The biggest limitation with QMP for us was the inability to deliver graphical (hotspot) based questions where the region of interest was anything other than a rectangle. This is not ideal when using this question style to assess anatomical knowledge; the body rarely comes in even boxes! The learning team offered to create Flash objects to overcome this problem, however with that we would not obtain the information we wanted for QA; where had the student marked the incorrect responses and without us all learning how to use Flash it would mean the writer and the programmer were on different sites - a recipe for disaster when you have no QA procedure. We have overcome this with a custom solution using the existing but unused power of QMP that can generate questions with up to 5 polygonal regions and generate useful reports.

Our early experiences with QMP in formative assessments were less than ideal, with many teething problems.

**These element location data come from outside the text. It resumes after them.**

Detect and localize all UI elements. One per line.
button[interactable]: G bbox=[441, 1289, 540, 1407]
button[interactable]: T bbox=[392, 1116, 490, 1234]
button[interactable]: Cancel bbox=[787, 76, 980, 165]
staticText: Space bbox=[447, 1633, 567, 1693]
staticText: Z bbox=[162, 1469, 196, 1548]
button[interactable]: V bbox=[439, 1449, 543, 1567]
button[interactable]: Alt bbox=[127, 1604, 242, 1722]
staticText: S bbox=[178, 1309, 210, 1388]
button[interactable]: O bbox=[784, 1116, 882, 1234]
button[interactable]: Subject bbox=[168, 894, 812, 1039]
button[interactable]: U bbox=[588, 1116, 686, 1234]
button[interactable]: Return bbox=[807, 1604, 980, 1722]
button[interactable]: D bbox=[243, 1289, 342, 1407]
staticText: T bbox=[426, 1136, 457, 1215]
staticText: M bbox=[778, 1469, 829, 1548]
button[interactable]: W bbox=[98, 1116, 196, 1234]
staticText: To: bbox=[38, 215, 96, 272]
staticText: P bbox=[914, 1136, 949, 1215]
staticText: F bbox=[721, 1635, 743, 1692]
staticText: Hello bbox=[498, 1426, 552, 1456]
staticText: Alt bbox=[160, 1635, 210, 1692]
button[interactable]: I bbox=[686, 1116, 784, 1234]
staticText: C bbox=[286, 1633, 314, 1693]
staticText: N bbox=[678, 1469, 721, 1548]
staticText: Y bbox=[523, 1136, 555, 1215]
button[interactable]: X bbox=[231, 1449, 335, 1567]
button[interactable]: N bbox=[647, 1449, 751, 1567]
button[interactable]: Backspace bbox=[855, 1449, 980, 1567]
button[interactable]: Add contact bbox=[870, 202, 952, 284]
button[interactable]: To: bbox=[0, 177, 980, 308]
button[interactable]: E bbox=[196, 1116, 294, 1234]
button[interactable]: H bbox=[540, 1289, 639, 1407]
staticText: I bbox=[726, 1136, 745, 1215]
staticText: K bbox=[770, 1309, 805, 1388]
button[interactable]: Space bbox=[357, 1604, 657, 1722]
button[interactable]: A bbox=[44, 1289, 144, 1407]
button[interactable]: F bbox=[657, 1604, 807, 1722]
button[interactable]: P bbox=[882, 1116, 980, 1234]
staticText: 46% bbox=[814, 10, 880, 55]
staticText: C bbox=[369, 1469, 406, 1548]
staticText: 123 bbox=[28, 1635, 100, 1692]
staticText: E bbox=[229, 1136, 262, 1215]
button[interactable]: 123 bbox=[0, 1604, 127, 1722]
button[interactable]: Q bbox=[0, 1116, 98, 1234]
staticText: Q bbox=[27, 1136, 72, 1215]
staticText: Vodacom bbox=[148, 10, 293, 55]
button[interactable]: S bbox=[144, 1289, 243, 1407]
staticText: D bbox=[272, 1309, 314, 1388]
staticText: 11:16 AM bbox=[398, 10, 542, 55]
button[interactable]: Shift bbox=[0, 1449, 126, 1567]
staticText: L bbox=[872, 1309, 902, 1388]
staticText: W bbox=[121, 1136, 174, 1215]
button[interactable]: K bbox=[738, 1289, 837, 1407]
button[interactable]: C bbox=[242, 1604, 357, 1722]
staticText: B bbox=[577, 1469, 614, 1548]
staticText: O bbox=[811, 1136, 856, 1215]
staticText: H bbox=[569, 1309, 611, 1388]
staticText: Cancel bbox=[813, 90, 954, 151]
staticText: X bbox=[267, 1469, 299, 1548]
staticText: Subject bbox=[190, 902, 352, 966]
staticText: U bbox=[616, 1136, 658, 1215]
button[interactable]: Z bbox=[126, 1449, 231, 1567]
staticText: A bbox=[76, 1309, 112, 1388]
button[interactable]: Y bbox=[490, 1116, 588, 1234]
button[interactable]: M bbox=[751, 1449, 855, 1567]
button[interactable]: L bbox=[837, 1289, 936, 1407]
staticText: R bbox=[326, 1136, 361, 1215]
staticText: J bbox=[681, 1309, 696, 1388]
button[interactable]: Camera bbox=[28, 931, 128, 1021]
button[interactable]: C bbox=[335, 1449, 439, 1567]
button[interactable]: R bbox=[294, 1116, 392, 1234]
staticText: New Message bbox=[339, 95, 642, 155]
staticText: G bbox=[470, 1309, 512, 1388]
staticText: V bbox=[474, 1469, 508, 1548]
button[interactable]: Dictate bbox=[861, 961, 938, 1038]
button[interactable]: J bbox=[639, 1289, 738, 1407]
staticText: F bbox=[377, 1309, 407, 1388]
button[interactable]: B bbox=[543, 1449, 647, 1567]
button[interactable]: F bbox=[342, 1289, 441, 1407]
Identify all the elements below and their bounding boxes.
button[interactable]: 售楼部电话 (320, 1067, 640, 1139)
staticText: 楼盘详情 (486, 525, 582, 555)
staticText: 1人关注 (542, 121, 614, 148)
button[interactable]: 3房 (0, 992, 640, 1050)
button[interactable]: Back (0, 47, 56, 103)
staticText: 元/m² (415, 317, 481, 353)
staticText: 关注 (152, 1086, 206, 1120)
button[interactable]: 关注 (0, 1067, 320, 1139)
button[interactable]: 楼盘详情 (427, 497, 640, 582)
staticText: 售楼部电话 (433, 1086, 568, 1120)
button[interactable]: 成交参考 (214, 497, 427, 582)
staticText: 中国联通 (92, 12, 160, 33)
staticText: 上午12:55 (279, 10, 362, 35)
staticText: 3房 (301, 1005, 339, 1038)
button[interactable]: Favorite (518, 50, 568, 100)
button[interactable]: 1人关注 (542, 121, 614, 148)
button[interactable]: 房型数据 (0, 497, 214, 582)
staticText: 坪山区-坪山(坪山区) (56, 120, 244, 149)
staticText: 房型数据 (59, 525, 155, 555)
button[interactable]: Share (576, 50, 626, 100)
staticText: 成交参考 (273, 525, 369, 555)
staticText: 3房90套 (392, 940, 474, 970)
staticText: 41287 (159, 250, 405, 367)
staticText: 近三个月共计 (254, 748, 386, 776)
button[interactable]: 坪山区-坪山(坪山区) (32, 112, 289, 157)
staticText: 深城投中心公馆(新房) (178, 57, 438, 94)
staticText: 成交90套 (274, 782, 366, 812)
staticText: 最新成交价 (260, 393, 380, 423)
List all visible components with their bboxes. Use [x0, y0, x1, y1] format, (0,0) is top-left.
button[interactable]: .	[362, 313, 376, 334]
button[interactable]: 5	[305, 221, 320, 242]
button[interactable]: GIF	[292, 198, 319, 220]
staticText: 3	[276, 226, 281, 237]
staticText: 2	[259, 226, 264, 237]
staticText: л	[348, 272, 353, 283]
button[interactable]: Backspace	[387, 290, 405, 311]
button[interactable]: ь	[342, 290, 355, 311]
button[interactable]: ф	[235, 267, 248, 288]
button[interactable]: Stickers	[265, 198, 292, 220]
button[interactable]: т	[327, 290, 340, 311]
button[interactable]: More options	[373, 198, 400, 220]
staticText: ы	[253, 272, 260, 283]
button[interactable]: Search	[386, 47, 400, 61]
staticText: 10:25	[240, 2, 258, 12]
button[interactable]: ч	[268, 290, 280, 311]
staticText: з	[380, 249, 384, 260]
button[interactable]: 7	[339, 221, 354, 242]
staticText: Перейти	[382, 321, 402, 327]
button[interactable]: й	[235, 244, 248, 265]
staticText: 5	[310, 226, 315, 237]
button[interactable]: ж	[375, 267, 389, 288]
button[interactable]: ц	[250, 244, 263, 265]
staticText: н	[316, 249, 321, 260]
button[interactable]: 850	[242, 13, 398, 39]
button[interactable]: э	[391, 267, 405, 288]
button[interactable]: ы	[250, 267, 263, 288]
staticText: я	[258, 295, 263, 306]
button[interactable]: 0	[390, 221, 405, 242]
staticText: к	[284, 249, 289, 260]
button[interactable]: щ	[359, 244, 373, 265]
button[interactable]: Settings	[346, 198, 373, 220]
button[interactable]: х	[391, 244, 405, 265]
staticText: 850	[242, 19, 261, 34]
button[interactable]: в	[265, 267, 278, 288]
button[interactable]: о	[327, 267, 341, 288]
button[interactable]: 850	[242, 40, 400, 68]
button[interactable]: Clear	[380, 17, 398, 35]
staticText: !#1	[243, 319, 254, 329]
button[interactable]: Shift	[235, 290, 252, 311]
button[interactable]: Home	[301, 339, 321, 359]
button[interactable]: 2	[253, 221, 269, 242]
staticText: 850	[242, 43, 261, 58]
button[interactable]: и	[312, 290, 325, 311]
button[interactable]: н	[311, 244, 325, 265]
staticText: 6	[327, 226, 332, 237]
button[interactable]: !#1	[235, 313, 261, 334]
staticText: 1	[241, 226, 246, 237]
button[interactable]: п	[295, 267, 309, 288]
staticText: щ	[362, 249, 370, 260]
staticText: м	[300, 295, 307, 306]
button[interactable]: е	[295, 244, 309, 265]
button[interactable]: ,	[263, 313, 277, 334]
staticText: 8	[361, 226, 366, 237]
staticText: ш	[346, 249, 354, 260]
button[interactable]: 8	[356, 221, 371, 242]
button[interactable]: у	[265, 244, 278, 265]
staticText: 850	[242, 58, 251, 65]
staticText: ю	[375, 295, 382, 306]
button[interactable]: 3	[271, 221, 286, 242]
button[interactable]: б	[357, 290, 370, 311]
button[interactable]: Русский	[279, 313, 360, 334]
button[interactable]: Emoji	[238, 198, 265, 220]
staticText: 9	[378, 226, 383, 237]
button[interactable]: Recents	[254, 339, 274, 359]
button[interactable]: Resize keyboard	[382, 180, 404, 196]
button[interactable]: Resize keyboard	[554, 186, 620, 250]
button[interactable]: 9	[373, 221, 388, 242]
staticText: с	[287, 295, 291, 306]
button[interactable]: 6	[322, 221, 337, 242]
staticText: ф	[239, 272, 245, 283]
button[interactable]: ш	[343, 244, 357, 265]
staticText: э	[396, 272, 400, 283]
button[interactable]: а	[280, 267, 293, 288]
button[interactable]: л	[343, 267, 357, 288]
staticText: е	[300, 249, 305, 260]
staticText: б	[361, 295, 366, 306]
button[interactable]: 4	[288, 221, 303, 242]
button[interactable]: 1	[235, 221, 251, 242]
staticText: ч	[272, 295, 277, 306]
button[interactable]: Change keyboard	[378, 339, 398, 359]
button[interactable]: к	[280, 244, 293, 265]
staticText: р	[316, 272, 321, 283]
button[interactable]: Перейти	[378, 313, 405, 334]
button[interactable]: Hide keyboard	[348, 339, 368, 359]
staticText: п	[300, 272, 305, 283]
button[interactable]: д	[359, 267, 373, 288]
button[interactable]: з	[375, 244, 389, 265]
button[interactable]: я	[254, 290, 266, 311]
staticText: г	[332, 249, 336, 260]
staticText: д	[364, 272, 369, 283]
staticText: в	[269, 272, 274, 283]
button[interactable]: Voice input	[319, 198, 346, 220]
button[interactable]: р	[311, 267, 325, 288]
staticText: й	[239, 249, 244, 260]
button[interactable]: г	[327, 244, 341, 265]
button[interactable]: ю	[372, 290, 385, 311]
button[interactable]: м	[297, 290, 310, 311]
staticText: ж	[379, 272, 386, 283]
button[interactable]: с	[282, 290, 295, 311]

However, since the server was upgraded in the Spring we have had virtually no problems and in the summer we ran 1200 hours of summative assessments in 3 days, with only one minor problem.

Space was a particular concern, running 100 assessments concurrently meant using every available space in the computer rooms of Sutton Bonington. We were unable to run the assessments in batches because of the need to complete the exams over a short period of time and did not want to transport students to University Park for their exams. Therefore we had plastic screens made that essentially turned each computer desk into a small booth to prevent straying eyes. As eAssessment becomes more popular space is going to become a challenge for the whole university.



Using objective testing has certainly not saved us any time, writing, checking and then standard setting the questions created many hours of work, and will continue to do so until our question database is large enough. However at least summer exam time causes academics virtually no effort and thanks to all the hard work of our school exams team (who had to work very hard) we hardly noticed exam time at all!